Should You Purposefully Annoy Your Employees?

Ray Fisman and Tim Sullivan offer an interesting anecdote in today's "How To Be A Better Boss" article in the Wall Street Journal.   Fisman and Sullivan write:

Employees often wish managers were a little more understanding, but people tend to associate the idea of "understanding" with "nice." A little well-directed pain can be a good thing in getting workers to focus on the tasks they might otherwise choose to forget, and to increase overall productivity.  Given that developers often prefer programs to people, Kayak founder Paul English says, making them deal directly with customers' questions drove them nuts. Once they heard the same complaint two or three times, the engineers tended to stop and fix the code. As an added bonus, after taking his turn on customer-service duty, an engineer can pass the phone—along with its grating ring—down the line for someone else to deal with.

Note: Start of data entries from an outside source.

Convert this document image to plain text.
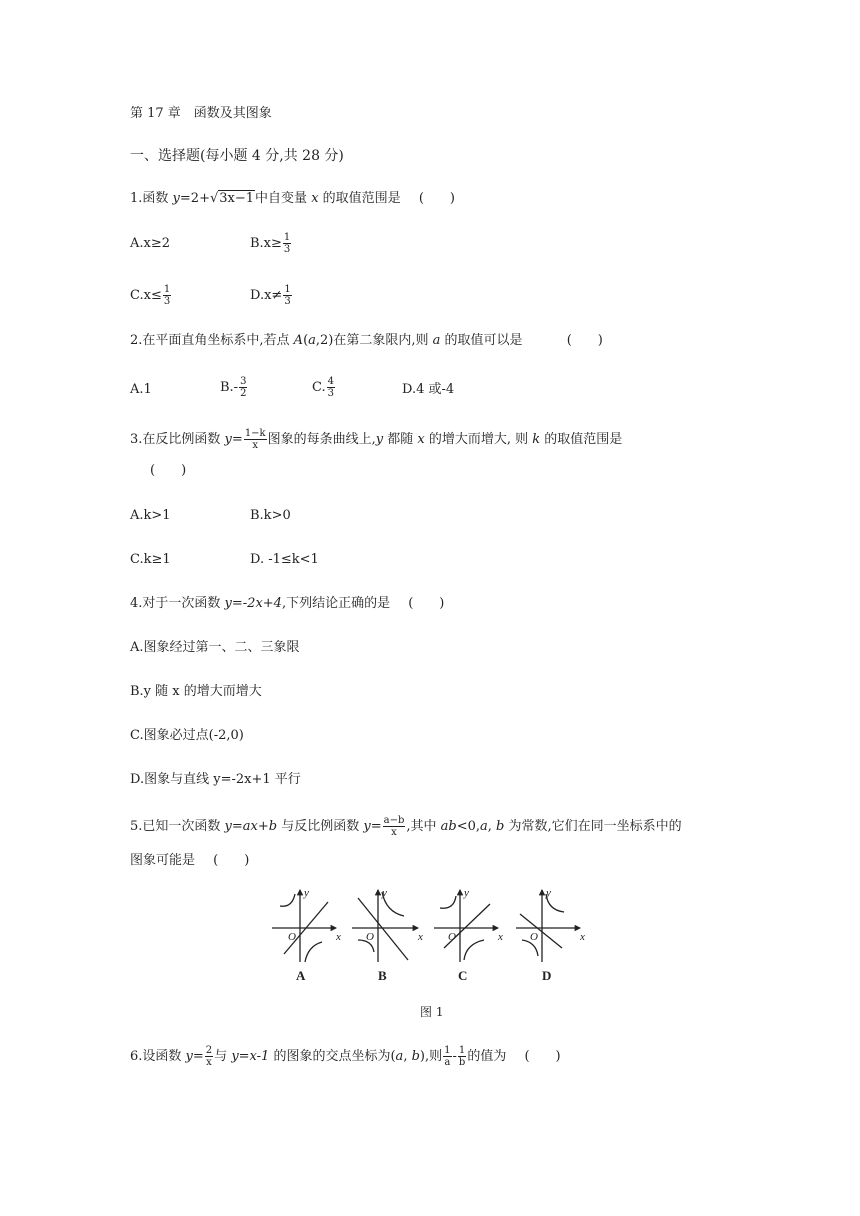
第 17 章　函数及其图象
一、选择题(每小题 4 分,共 28 分)
1.函数 y=2+√3x−1中自变量 x 的取值范围是 (　　)
A.x≥2	$B.x\ge \frac{1}{3}$
$C.x\le \frac{1}{3}$	$D.x\ne \frac{1}{3}$
2.在平面直角坐标系中,若点 A(a,2)在第二象限内,则 a 的取值可以是	(　　)
A.1	$B.- \frac{3}{2}$	C. $\frac{4}{3}$	D.4 或-4
3.在反比例函数 $y= \frac{1-k}{x}$ 图象的每条曲线上,y 都随 x 的增大而增大, 则 k 的取值范围是
(　　)
A.k>1	B.k>0
C.k≥1	D. -1≤k<1
4.对于一次函数 y=-2x+4,下列结论正确的是 (　　)
A.图象经过第一、二、三象限
B.y 随 x 的增大而增大
C.图象必过点(-2,0)
D.图象与直线 y=-2x+1 平行
5.已知一次函数 y=ax+b 与反比例函数 $y= \frac{a-b}{x}$ ,其中 ab<0,a, b 为常数,它们在同一坐标系中的
图象可能是 (　　)
y
x
O
y
x
O
y
x
O
y
x
O
A	B	C	D
图 1
6.设函数 $y= \frac{2}{x}$ 与 y=x-1 的图象的交点坐标为(a, b),则 $\frac{1}{a} - \frac{1}{b}$ 的值为 (　　)
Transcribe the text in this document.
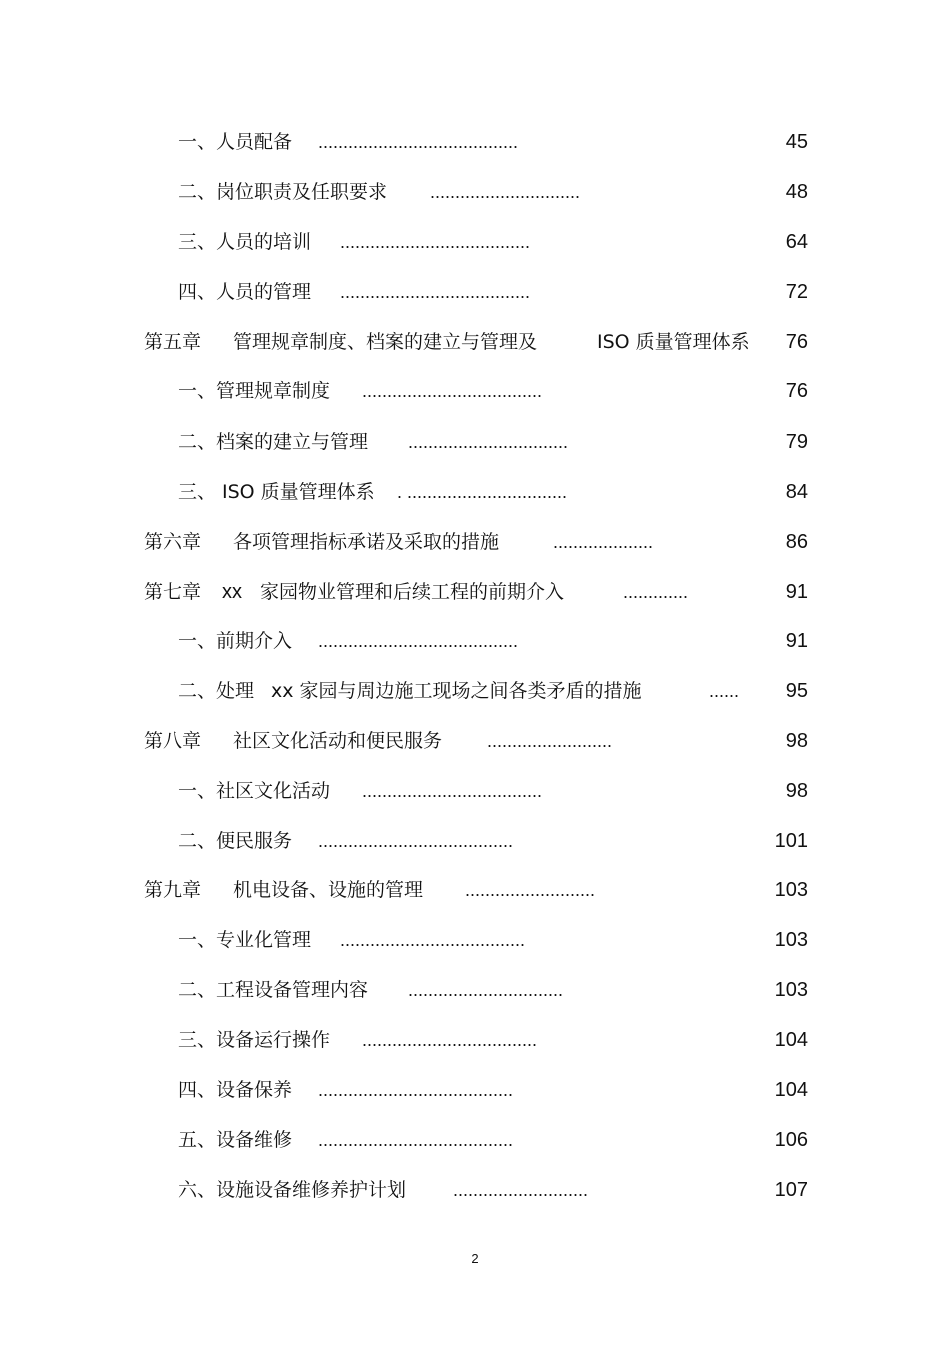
一、人员配备 ........................................	45
二、岗位职责及任职要求 ..............................	48
三、人员的培训 ......................................	64
四、人员的管理 ......................................	72
第五章 管理规章制度、档案的建立与管理及	ISO 质量管理体系 76
一、管理规章制度 ....................................	76
二、档案的建立与管理 ................................	79
三、 ISO 质量管理体系 . ................................	84
第六章 各项管理指标承诺及采取的措施	....................	86
第七章 xx 家园物业管理和后续工程的前期介入	.............	91
一、前期介入 ........................................	91
二、处理 xx 家园与周边施工现场之间各类矛盾的措施	...... 95
第八章 社区文化活动和便民服务 .........................	98
一、社区文化活动 ....................................	98
二、便民服务 .......................................	101
第九章 机电设备、设施的管理 ..........................	103
一、专业化管理 .....................................	103
二、工程设备管理内容 ...............................	103
三、设备运行操作 ...................................	104
四、设备保养 .......................................	104
五、设备维修 .......................................	106
六、设施设备维修养护计划	...........................	107
2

What an interesting example!   Of course, the phone calls work for reasons beyond the fact that they annoy the software developers.  The phone calls create a direct line of communication between the developers and the users.  Kayak has removed all the information filtering that often takes place between the users in the marketplace and the developers back at the office.  Moreover, developers get a real sense of what is just a one-off complaint versus a real pattern.   Too often, someone can shrug off a complaint from the sales force as an "isolated incident."  However, in this case, the developers can begin to see that a pattern exists, and that the incident is far from isolated.   Finally, the developers share the pain here.  We don't have a few "problem-solvers" focused on fixing bugs.  We have all the developers addressing bugs.  Everyone is accountable, as opposed to having a small unit that worries about fixing bugs.   The collective accountability goes a long way toward improving quality.  Once everyone knows that they will have to address these calls at some point, it also makes people take extra care to get it right the first time.